“A girl, you think. Are you sure of that, Miss?”
Liz looked up from the cheap plastic chair, relieved that she was no longer seeing two of everything, though her head still throbbed and she felt very sick. “I said it was a female. I don’t know how old she was.”
Liz had already been three hours in St. Thomas’s, which she supposed wasn’t actually too bad for Accident & Emergency this late at night. In the waiting room overhead fluorescent strips cast a bright, unforgiving light over the crowded room of waiting casualties. A couple sat right across from Liz—the man holding one arm and moaning in pain, while his girlfriend fiddled with her nails. In the corner a smelly old drunk in a dirty raincoat stretched over three chairs, snoring. A teenage boy, equally the worse for wear, had been sick on the floor and no one had come to clear it up.
There had been nothing to do but wait patiently, skimming through the battered copies of Hello! magazine, willing her eyes to focus, until at last they’d called her name. The nurse had cleaned the long, painful scrape on her forehead, then taken her to Radiology for her shoulder, which was bruised and incredibly sore from hitting the concrete. When she came back, the two policemen had been waiting for her.
“Did you get a look at her? Could you describe her?” asked the younger of the two. He was tall, with an earnest expression on his face and searching eyes.
“Not really. I saw something move out of the corner of my eye and the next thing I knew she’d grabbed me from behind. I think she was wearing something on her head.”
“A balaclava probably. To hide her face,” said the older policeman. He had a puffy, beat-up face that looked as if he had seen it all.
“Did she say anything?” asked the young policeman.
“Not much. She said something like, ‘Don’t move and you won’t get hurt.’ Then once she’d got my bag she said, ‘I’ve got what I wanted.’” She thought those had been the words, but Liz remembered even more vividly the Stanley knife and her instinctive sense at the time that it wasn’t the bag the woman wanted. Not that Liz was going to tell these policemen that.

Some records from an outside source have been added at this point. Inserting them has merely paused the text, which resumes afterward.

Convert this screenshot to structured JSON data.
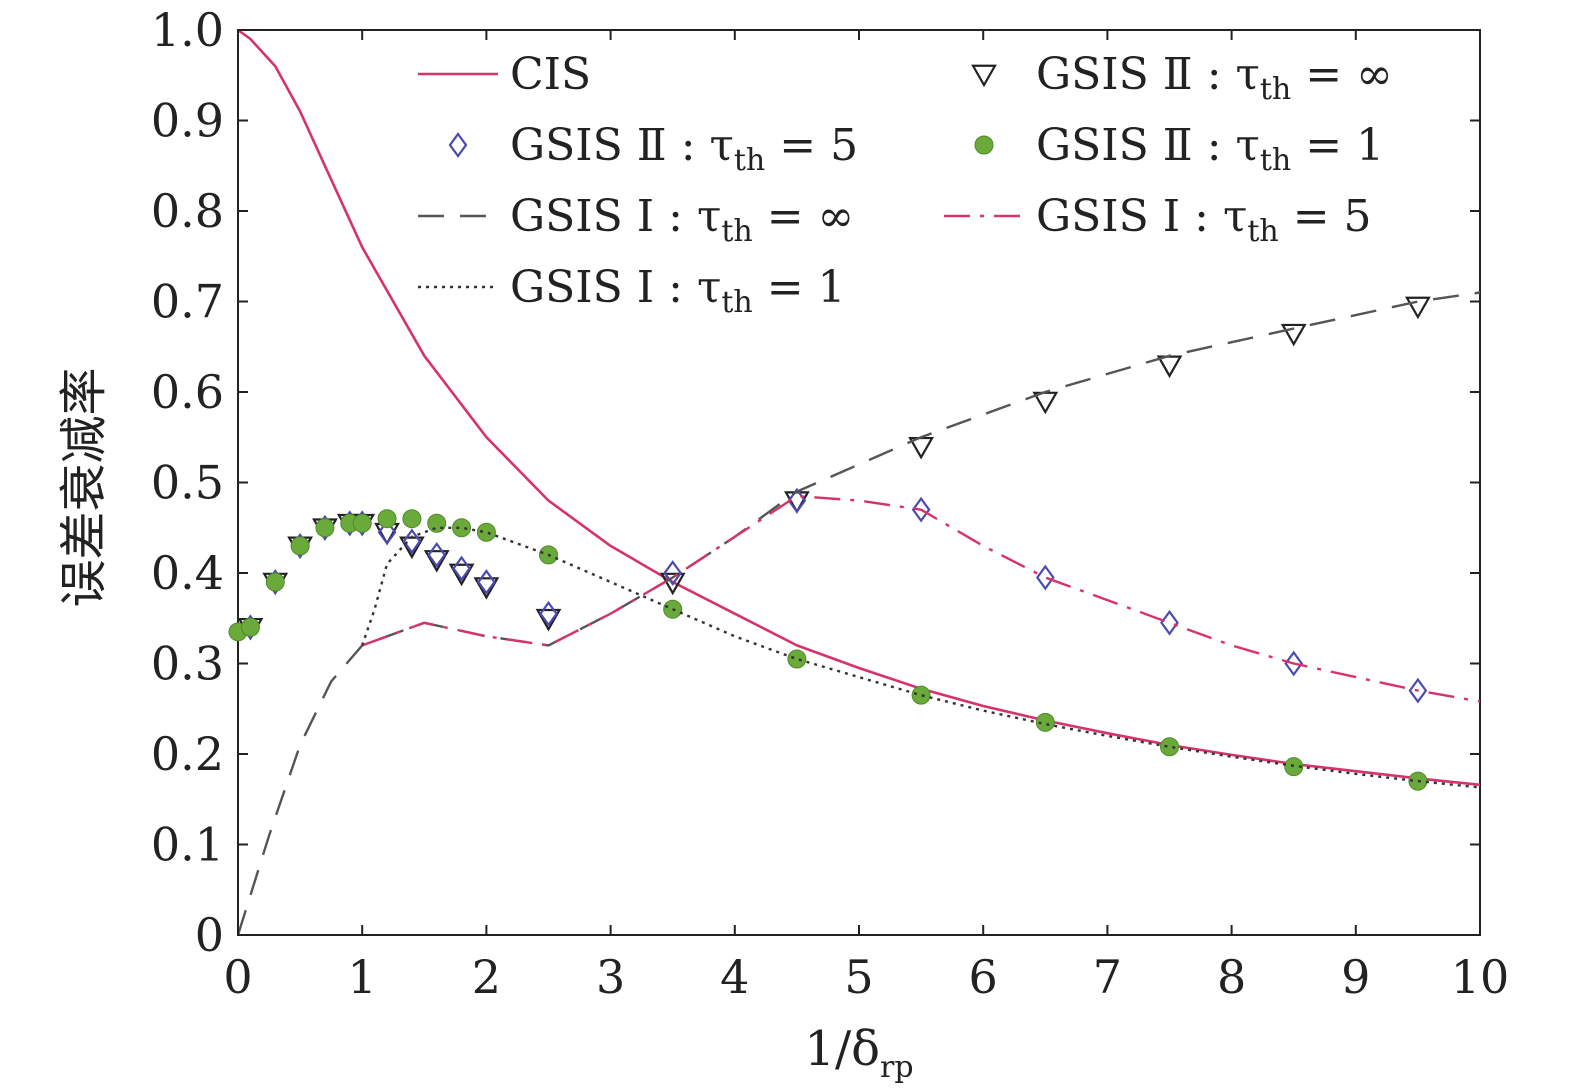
{
  "chart_data": {
    "type": "line",
    "xlabel": {
      "main": "1/δ",
      "sub": "rp"
    },
    "ylabel": "误差衰减率",
    "xlim": [
      0,
      10
    ],
    "ylim": [
      0,
      1.0
    ],
    "x_ticks": [
      0,
      1,
      2,
      3,
      4,
      5,
      6,
      7,
      8,
      9,
      10
    ],
    "x_tick_labels": [
      "0",
      "1",
      "2",
      "3",
      "4",
      "5",
      "6",
      "7",
      "8",
      "9",
      "10"
    ],
    "y_ticks": [
      0,
      0.1,
      0.2,
      0.3,
      0.4,
      0.5,
      0.6,
      0.7,
      0.8,
      0.9,
      1.0
    ],
    "y_tick_labels": [
      "0",
      "0.1",
      "0.2",
      "0.3",
      "0.4",
      "0.5",
      "0.6",
      "0.7",
      "0.8",
      "0.9",
      "1.0"
    ],
    "grid": false,
    "legend_position": "top",
    "series": [
      {
        "name": "CIS",
        "legend_main": "CIS",
        "legend_sub": "",
        "legend_tail": "",
        "style": "solid-line",
        "color": "#d6336c",
        "x": [
          0,
          0.1,
          0.3,
          0.5,
          0.7,
          1.0,
          1.5,
          2.0,
          2.5,
          3.0,
          3.5,
          4.0,
          4.5,
          5.0,
          5.5,
          6.0,
          6.5,
          7.0,
          7.5,
          8.0,
          8.5,
          9.0,
          9.5,
          10.0
        ],
        "y": [
          1.0,
          0.99,
          0.96,
          0.91,
          0.85,
          0.76,
          0.64,
          0.55,
          0.48,
          0.43,
          0.39,
          0.355,
          0.32,
          0.295,
          0.272,
          0.253,
          0.237,
          0.223,
          0.21,
          0.199,
          0.189,
          0.181,
          0.173,
          0.166
        ]
      },
      {
        "name": "GSIS Ⅱ : τth = ∞",
        "legend_main": "GSIS Ⅱ : τ",
        "legend_sub": "th",
        "legend_tail": " = ∞",
        "style": "triangle-down-marker",
        "color": "#222222",
        "x": [
          0.1,
          0.3,
          0.5,
          0.7,
          0.9,
          1.0,
          1.2,
          1.4,
          1.6,
          1.8,
          2.0,
          2.5,
          3.5,
          4.5,
          5.5,
          6.5,
          7.5,
          8.5,
          9.5
        ],
        "y": [
          0.34,
          0.39,
          0.43,
          0.45,
          0.455,
          0.455,
          0.445,
          0.43,
          0.415,
          0.4,
          0.385,
          0.35,
          0.39,
          0.48,
          0.54,
          0.59,
          0.63,
          0.665,
          0.695
        ]
      },
      {
        "name": "GSIS Ⅱ : τth = 5",
        "legend_main": "GSIS Ⅱ : τ",
        "legend_sub": "th",
        "legend_tail": " = 5",
        "style": "diamond-marker",
        "color": "#4a4ab0",
        "x": [
          0.1,
          0.3,
          0.5,
          0.7,
          0.9,
          1.0,
          1.2,
          1.4,
          1.6,
          1.8,
          2.0,
          2.5,
          3.5,
          4.5,
          5.5,
          6.5,
          7.5,
          8.5,
          9.5
        ],
        "y": [
          0.34,
          0.39,
          0.43,
          0.45,
          0.455,
          0.455,
          0.445,
          0.435,
          0.42,
          0.405,
          0.39,
          0.355,
          0.4,
          0.48,
          0.47,
          0.395,
          0.345,
          0.3,
          0.27
        ]
      },
      {
        "name": "GSIS Ⅱ : τth = 1",
        "legend_main": "GSIS Ⅱ : τ",
        "legend_sub": "th",
        "legend_tail": " = 1",
        "style": "filled-circle-marker",
        "color": "#6aaa3a",
        "x": [
          0,
          0.1,
          0.3,
          0.5,
          0.7,
          0.9,
          1.0,
          1.2,
          1.4,
          1.6,
          1.8,
          2.0,
          2.5,
          3.5,
          4.5,
          5.5,
          6.5,
          7.5,
          8.5,
          9.5
        ],
        "y": [
          0.335,
          0.34,
          0.39,
          0.43,
          0.45,
          0.455,
          0.455,
          0.46,
          0.46,
          0.455,
          0.45,
          0.445,
          0.42,
          0.36,
          0.305,
          0.265,
          0.235,
          0.208,
          0.186,
          0.17
        ]
      },
      {
        "name": "GSIS Ⅰ : τth = ∞",
        "legend_main": "GSIS Ⅰ : τ",
        "legend_sub": "th",
        "legend_tail": " = ∞",
        "style": "long-dash-line",
        "color": "#555555",
        "x": [
          0,
          0.25,
          0.5,
          0.75,
          1.0,
          1.5,
          2.0,
          2.5,
          3.0,
          3.5,
          4.0,
          4.5,
          5.0,
          5.5,
          6.0,
          6.5,
          7.0,
          7.5,
          8.0,
          8.5,
          9.0,
          9.5,
          10.0
        ],
        "y": [
          0.0,
          0.11,
          0.21,
          0.28,
          0.32,
          0.345,
          0.33,
          0.32,
          0.355,
          0.395,
          0.44,
          0.49,
          0.52,
          0.55,
          0.575,
          0.6,
          0.62,
          0.64,
          0.655,
          0.67,
          0.685,
          0.7,
          0.71
        ]
      },
      {
        "name": "GSIS Ⅰ : τth = 5",
        "legend_main": "GSIS Ⅰ : τ",
        "legend_sub": "th",
        "legend_tail": " = 5",
        "style": "dash-dot-line",
        "color": "#d6336c",
        "x": [
          1.0,
          1.5,
          2.0,
          2.5,
          3.0,
          3.5,
          4.0,
          4.5,
          5.0,
          5.5,
          6.0,
          6.5,
          7.0,
          7.5,
          8.0,
          8.5,
          9.0,
          9.5,
          10.0
        ],
        "y": [
          0.32,
          0.345,
          0.33,
          0.32,
          0.355,
          0.395,
          0.44,
          0.485,
          0.48,
          0.47,
          0.43,
          0.395,
          0.37,
          0.345,
          0.32,
          0.3,
          0.285,
          0.27,
          0.258
        ]
      },
      {
        "name": "GSIS Ⅰ : τth = 1",
        "legend_main": "GSIS Ⅰ : τ",
        "legend_sub": "th",
        "legend_tail": " = 1",
        "style": "dotted-line",
        "color": "#333333",
        "x": [
          1.0,
          1.1,
          1.2,
          1.4,
          1.6,
          1.8,
          2.0,
          2.5,
          3.0,
          3.5,
          4.0,
          4.5,
          5.0,
          5.5,
          6.0,
          6.5,
          7.0,
          7.5,
          8.0,
          8.5,
          9.0,
          9.5,
          10.0
        ],
        "y": [
          0.32,
          0.36,
          0.41,
          0.44,
          0.45,
          0.45,
          0.445,
          0.42,
          0.39,
          0.36,
          0.33,
          0.305,
          0.285,
          0.265,
          0.248,
          0.233,
          0.22,
          0.208,
          0.197,
          0.187,
          0.178,
          0.17,
          0.163
        ]
      }
    ]
  }
}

Fortunately, the older cop seemed content to treat it as a simple mugging; he was keen to get out of there. His younger sidekick was less sure. “It seems odd,” he was saying now, “a mugging by a single female. They usually work in packs.”

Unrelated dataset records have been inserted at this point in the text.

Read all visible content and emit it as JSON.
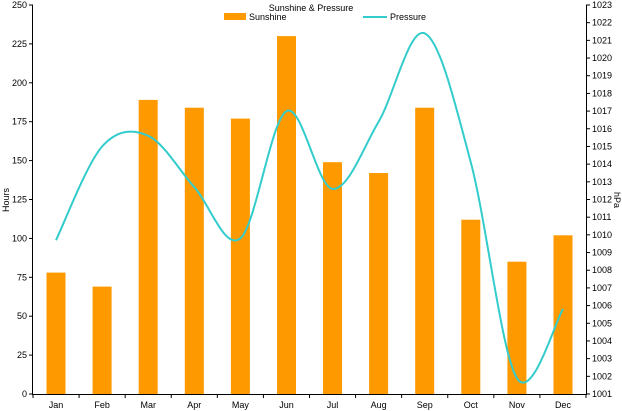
{
  "chart_data": {
    "type": "bar",
    "title": "Sunshine & Pressure",
    "categories": [
      "Jan",
      "Feb",
      "Mar",
      "Apr",
      "May",
      "Jun",
      "Jul",
      "Aug",
      "Sep",
      "Oct",
      "Nov",
      "Dec"
    ],
    "series": [
      {
        "name": "Sunshine",
        "type": "bar",
        "axis": "left",
        "color": "#FF9900",
        "values": [
          78,
          69,
          189,
          184,
          177,
          230,
          149,
          142,
          184,
          112,
          85,
          102
        ]
      },
      {
        "name": "Pressure",
        "type": "line",
        "axis": "right",
        "color": "#33CCCC",
        "smooth": true,
        "values": [
          1009.7,
          1015.0,
          1015.6,
          1012.7,
          1009.8,
          1017.0,
          1012.6,
          1016.4,
          1021.4,
          1014.1,
          1001.9,
          1005.8
        ]
      }
    ],
    "ylabel": "Hours",
    "y2label": "hPa",
    "ylim": [
      0,
      250
    ],
    "yticks": [
      0,
      25,
      50,
      75,
      100,
      125,
      150,
      175,
      200,
      225,
      250
    ],
    "y2lim": [
      1001,
      1023
    ],
    "y2ticks": [
      1001,
      1002,
      1003,
      1004,
      1005,
      1006,
      1007,
      1008,
      1009,
      1010,
      1011,
      1012,
      1013,
      1014,
      1015,
      1016,
      1017,
      1018,
      1019,
      1020,
      1021,
      1022,
      1023
    ],
    "grid": false,
    "legend_position": "top"
  }
}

Liz said nothing, and the older cop spoke up. “Happens more and more these days. I arrested a girl last week in Tulse Hill who’d robbed an old man at knifepoint—believe me, you wouldn’t have wanted to meet her in a dark alley.”
He laughed but the young cop frowned. Leave it alone, Liz pleaded silently. The last thing she wanted was any kind of investigation. It wouldn’t take them very long to find out that there wasn’t much to “Jane Falconer”—she dreaded having to ask Brian Ackers to ring Special Branch and have them call off the dogs.
“Are you through with Miss Falconer, officers?” It was the nurse from the desk. “The doctor wants to see her now.”
The young one hesitated, but the old pro nodded. “Yeah, we’re done all right.” He gave Liz a smile. “You look after yourself, young lady, and we’ll be in touch when we have any news.”
“Thank you,” said Liz, more grateful than he knew.
The doctor had a thin moustache and looked harassed as Liz came into his small, stuffy consulting room. He motioned her impatiently to a chair sitting at right angles to his unadorned desk, and told her that the X-ray showed nothing broken. He argued only briefly when Liz declined to stay in overnight for observation.
“All right,” he relented, “I’ll get an ambulance to take you home. Have you got someone there to look after you?”
“Yes,” she said, trying not to think of the cold, bare flat in Battersea she was going back to. “My mother,” she added. Which at least was potentially true, since Liz knew if she needed her, her mother would come up right away.
“Stay in bed for a day or two,” he said, “and just let yourself recover in your own good time. If you’re sick, or your eyes go out of focus again, come back here straightaway. Don’t be surprised if you find yourself getting a bit weepy—you’ve had one hell of a shock. It’s just one of those things, I’m afraid. It could have been anyone they attacked—pure bad luck that you got picked.”
As she waited for the ambulance Liz thought about this. Maybe it had been a random thing after all, she told herself. But no, she had an instinctive feeling that the attack had been professional—well planned and targeted specifically at her. But what did that mean? What would a professional attacker want from her? In her present half-concussed state, she wasn’t able to work it out. Even thinking about it made her head throb more. So she parked the thought at the back of her mind to return to later.
As her transport arrived at last, Liz suddenly shivered; she saw again the knife two inches from her throat. That woman hadn’t been after her handbag; she’d been after Liz. And as a nurse helped her up into the ambulance, she suddenly heard in her head the twittering sound of Dimitri’s telephone.